Wednesday, 18 May 2016

Capital III, Chapter 34 - Part 10

A further act of 1845 imposed similar restrictions on Scottish banks, where in the past, there had been little demand for gold rather than notes.

“Since that period there has been a large sum uniformly locked up in Scotland, and another considerable sum constantly travelling back and forward between London and Scotland. If a period arrives when a Scotch bank expects an increased demand for its notes, a box of gold is brought down from London; when this period is past, the same box, generally unopened, is sent back to London." (Economist, October 23, 1847 [pp. 1214-1215]” (p 563)

Overstone in his evidence to parliament, continued to insist that the credit crunch could not be relieved by the increase in liquidity.

“that

"pressure, and a high rate of interest caused by the want of sufficient capital, cannot be relieved by an extra issue of bank-notes" (1514), 

in spite of the fact that the mere authority to increase the note issue, given by the Government's Letter of October 25, 1847, had sufficed to take the edge off the crisis. 

He holds to the view that 

"the high rate of interest and the depression of the manufacturing interests was the necessary result of the diminution of the material capital applicable to manufacturing and trading purposes" (1604). 

And yet the depressed condition of the manufacturing industry had for months consisted in material commodity-capital filling the warehouses to overflowing and being actually unsaleable; so that for precisely this reason, material productive capital lay wholly or partly idle, in order not to produce still more unsaleable commodity-capital.” (p 563)

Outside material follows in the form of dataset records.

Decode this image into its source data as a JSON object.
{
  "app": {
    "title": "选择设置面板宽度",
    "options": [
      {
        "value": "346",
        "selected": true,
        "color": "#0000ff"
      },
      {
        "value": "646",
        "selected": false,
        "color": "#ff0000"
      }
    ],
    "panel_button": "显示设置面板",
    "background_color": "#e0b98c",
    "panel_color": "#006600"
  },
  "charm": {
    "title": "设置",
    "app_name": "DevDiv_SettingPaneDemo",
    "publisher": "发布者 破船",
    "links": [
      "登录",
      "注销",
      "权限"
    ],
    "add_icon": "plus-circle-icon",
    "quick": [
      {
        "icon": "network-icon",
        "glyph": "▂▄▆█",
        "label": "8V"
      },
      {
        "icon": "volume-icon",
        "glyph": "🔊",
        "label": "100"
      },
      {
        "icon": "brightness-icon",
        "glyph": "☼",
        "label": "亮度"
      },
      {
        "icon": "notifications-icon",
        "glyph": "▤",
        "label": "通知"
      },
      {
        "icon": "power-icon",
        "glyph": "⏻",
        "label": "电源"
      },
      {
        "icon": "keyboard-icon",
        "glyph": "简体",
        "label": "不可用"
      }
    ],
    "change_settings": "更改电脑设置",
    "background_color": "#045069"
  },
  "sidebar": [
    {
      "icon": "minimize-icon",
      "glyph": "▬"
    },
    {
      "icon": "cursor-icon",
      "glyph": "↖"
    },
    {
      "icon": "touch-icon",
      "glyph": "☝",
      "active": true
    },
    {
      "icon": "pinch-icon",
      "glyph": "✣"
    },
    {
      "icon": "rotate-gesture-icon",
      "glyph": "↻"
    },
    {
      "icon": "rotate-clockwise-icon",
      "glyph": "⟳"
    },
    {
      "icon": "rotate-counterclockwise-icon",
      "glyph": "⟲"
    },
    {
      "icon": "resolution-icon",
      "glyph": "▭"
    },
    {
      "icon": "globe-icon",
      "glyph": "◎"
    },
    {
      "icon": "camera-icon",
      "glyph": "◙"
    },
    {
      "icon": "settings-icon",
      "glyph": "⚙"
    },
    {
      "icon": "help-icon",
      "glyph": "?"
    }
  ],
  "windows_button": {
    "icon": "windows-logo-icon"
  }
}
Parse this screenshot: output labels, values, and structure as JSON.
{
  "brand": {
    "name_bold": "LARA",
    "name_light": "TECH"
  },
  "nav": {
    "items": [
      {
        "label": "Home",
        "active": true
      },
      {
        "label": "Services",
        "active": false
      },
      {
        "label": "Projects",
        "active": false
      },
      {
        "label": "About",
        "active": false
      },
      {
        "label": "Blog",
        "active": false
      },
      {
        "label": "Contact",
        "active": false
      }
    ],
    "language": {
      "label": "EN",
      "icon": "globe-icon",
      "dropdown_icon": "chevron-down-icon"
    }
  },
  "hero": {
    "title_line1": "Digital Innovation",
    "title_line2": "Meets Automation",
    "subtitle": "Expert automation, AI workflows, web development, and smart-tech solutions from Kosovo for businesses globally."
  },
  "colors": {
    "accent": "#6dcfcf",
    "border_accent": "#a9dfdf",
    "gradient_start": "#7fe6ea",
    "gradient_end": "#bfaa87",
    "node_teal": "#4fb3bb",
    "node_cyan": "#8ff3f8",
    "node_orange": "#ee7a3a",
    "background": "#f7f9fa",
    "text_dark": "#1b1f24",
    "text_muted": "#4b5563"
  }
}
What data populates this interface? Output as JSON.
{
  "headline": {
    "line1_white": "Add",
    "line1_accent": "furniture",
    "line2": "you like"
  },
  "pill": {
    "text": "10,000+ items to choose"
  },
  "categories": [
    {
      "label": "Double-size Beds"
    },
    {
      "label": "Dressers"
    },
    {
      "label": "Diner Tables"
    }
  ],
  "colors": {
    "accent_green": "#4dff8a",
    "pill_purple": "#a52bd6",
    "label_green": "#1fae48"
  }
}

A determination to stick with the Gold Standard had similar consequences in the 1930's. In 1857, Overstone, in his testimony, related how the prosperity of his time was evidence of the success of the act. In fact, that prosperity was the result of a long wave boom, and the expansion of real capital. But, within a few months, of his testimony, a new financial crisis was to break out, exacerbated by the act, which as Marx sets out, had effects not just in Britain, but internationally in financial markets.

The Act, once more would have to be suspended, to end the financial crisis, before the economic boom continued. That economic boom would run until the mid 1860's, when a new long wave downturn would set in that ran until the early 1890's.